La novela muestra entonces un viaje de regreso —de quien narra la historia— de Stanford a Medellin. Un hombre que se encuentra con una ciudad distinta, irreconocible, violenta.
Y es justamente esa posibilidad de crear mundos paralelos, extraños, delirantes, uno de sus sellos como escritor. Así lo asegura el escritor y traductor Juan Fernando Merino, quien ha seguido de cerca el trabajo de Alzate. “Lo que más me impacta de sus novelas y cuentos es su capacidad de construir universos paralelos, en los que pueden ocurrir cosas desmesuradas y eventos levemente descabellados, que sin embargo como lectores aceptamos y disfrutamos, precisamente porque ese universo está tan bien construido y los personajes son tan congruentes con las reglas de ese entorno —o la ausencia temporal de— que todo parece encajar”.
Quizá todo encaja porque, como dice el autor, sus hechos narrados, todos —insiste— son inspirados en la realidad. No en vano al escribir ‘Más que un forastero’, llamó a un amigo de Medellín para subirse a un carro y hacer el recorrido que hace su protagonista desde que se baja del aeropuerto en Medellín hasta que recorre uno por uno los barrios de su memoria hasta llegar a la casa de sus padres.
Recorrió la ciudad vieja, al otro lado del río, donde está el centro. También la comuna nororiental. Pasó por Salvador, Buenos Aires, las iglesias de San José y San Ignacio. Por Bomboná, Maturín, Prado. Por la casa de sus abuelos. Por el cementerio. “La novela es también una crítica a esa ciudad que ya no está. A ese patrimonio derrumbado, a esa mala costumbre de acabar con la memoria colectiva que es la arquitectura de otros tiempos”, dice.
Una ciudad en cuyos ríos flotan cadáveres. Una ciudad que derrumba su arquitectura de otras épocas.

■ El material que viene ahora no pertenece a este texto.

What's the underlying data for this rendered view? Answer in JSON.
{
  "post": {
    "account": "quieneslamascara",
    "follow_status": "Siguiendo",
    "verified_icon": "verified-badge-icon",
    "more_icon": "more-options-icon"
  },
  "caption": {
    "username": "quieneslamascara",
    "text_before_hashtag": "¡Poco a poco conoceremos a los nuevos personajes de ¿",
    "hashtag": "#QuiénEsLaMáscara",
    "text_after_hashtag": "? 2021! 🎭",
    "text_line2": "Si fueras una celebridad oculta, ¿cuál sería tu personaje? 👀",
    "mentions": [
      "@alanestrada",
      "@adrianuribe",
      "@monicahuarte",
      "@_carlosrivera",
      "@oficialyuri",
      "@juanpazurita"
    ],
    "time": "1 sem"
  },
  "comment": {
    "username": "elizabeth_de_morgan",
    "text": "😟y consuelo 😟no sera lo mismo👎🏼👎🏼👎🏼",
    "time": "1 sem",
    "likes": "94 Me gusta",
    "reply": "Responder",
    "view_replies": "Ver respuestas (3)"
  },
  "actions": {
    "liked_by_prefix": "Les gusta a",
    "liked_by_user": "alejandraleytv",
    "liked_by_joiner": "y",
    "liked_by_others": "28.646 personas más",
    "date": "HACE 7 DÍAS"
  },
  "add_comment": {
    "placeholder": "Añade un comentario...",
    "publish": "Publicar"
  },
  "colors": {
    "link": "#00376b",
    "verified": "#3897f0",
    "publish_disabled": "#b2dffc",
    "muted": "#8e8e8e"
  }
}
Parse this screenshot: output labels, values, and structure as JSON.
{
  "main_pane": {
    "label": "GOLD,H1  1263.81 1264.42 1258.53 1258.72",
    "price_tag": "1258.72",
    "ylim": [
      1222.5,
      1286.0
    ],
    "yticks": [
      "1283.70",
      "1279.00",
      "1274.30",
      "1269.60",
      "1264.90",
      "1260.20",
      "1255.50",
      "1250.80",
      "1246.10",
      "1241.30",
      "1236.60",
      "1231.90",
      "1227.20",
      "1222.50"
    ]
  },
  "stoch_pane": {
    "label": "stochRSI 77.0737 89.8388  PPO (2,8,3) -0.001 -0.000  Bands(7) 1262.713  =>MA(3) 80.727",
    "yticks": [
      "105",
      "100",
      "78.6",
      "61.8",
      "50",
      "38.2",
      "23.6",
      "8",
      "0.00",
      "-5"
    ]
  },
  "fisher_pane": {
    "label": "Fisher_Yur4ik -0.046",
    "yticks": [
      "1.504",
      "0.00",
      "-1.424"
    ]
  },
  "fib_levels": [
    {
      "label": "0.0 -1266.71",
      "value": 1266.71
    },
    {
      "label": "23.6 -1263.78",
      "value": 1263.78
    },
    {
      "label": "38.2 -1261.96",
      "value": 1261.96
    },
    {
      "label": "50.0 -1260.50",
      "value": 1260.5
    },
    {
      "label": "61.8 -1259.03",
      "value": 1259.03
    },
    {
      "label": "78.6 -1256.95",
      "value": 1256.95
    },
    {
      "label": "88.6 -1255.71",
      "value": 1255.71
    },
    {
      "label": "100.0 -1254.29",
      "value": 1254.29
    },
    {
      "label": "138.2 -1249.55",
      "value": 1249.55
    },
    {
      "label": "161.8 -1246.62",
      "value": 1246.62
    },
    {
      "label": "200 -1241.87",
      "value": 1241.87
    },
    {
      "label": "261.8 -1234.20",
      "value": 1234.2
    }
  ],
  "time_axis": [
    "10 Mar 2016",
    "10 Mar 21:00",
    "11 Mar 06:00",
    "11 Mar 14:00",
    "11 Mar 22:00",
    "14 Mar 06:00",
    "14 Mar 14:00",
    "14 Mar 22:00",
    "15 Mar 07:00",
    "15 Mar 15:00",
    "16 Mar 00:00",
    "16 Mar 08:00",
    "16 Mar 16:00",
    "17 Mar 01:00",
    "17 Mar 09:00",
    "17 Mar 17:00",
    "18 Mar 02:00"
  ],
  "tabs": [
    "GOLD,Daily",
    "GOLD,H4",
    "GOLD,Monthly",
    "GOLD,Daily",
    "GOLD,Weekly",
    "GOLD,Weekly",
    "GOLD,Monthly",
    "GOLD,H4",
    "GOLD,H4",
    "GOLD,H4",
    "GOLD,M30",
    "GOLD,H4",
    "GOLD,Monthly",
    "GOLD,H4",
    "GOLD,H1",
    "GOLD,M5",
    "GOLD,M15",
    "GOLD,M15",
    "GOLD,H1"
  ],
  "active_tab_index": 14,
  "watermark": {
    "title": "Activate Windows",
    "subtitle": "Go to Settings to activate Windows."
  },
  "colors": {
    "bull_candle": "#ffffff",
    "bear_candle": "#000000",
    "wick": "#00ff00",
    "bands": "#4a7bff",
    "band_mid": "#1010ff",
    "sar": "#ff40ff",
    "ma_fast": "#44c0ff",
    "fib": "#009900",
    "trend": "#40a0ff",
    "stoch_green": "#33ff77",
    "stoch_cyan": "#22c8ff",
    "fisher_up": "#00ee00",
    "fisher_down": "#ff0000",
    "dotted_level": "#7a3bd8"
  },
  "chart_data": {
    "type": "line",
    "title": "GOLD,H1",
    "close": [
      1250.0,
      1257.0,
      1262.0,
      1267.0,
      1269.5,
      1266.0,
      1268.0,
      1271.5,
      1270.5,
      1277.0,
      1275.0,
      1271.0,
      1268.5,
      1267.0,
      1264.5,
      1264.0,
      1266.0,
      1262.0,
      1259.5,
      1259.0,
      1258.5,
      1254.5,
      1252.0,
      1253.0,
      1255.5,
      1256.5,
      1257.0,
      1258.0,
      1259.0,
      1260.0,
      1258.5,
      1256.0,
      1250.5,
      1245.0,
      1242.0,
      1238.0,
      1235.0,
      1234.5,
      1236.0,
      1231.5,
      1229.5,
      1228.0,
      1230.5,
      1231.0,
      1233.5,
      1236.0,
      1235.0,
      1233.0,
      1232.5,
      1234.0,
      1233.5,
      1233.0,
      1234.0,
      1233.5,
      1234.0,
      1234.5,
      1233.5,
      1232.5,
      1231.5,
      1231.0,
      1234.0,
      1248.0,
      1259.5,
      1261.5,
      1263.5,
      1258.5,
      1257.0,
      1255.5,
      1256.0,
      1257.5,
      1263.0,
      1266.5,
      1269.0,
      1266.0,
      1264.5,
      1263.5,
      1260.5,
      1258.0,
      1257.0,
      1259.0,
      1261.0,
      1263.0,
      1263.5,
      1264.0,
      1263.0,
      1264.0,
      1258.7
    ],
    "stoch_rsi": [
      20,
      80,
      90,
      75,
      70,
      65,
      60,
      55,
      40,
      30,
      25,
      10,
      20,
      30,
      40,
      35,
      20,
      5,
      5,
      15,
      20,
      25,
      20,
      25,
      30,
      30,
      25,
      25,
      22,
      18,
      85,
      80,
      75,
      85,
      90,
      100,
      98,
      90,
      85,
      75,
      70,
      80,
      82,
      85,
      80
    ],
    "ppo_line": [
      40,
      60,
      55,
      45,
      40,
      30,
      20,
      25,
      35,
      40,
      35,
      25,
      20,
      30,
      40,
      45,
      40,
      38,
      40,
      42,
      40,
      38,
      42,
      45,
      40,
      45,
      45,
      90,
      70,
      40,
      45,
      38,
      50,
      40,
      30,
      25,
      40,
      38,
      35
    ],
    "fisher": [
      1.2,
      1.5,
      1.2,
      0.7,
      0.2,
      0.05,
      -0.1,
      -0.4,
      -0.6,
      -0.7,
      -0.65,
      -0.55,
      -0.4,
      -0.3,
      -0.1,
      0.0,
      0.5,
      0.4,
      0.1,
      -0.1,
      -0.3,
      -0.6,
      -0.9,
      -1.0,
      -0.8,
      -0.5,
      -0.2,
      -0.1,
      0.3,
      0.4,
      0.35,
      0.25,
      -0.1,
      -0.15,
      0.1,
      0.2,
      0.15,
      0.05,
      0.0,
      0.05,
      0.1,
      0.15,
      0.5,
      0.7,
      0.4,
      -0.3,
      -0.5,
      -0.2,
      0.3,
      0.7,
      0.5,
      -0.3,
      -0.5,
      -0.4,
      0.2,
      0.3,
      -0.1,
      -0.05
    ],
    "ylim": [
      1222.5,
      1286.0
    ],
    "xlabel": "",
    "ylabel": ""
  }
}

Una ciudad custodiaba por helicópteros cuya autoridad dispara ráfagas de plomo indiscriminadamente. “Me parecía importante narrar la violencia desde otra perspectiva: una que fuera confusa, caótica, desordenada”, dice.
“¿Literatura como viaje?”, se pregunta el escritor Juan Fernando Merino. “Es posible” dice. “Pero en su caso se trata de viajes muy diferentes, muy alejados de todo glamour, de toda la parafernalia y el cosmopolitismo de los grandes novelistas viajeros como Hemingway, Maugham o Rilke… Y es que sus personajes viajeros —pienso ahora en particular en los de ‘El viajero en el umbral’, viajan cuando recorren como si fuera la primera vez su propia ciudad, su propio vecindario o ciudades que conocían, porque las coordenadas han sido cambiadas por eventos inesperados y desmesurados o bien porque esos personajes sufren una enfermedad o una persecución —por ejemplo—, que les hace contemplar el universo de una manera diferente”.
Bien lo dice Alzate en su novela. “Todo regreso es la reconstrucción de una historia que se cree perdida”.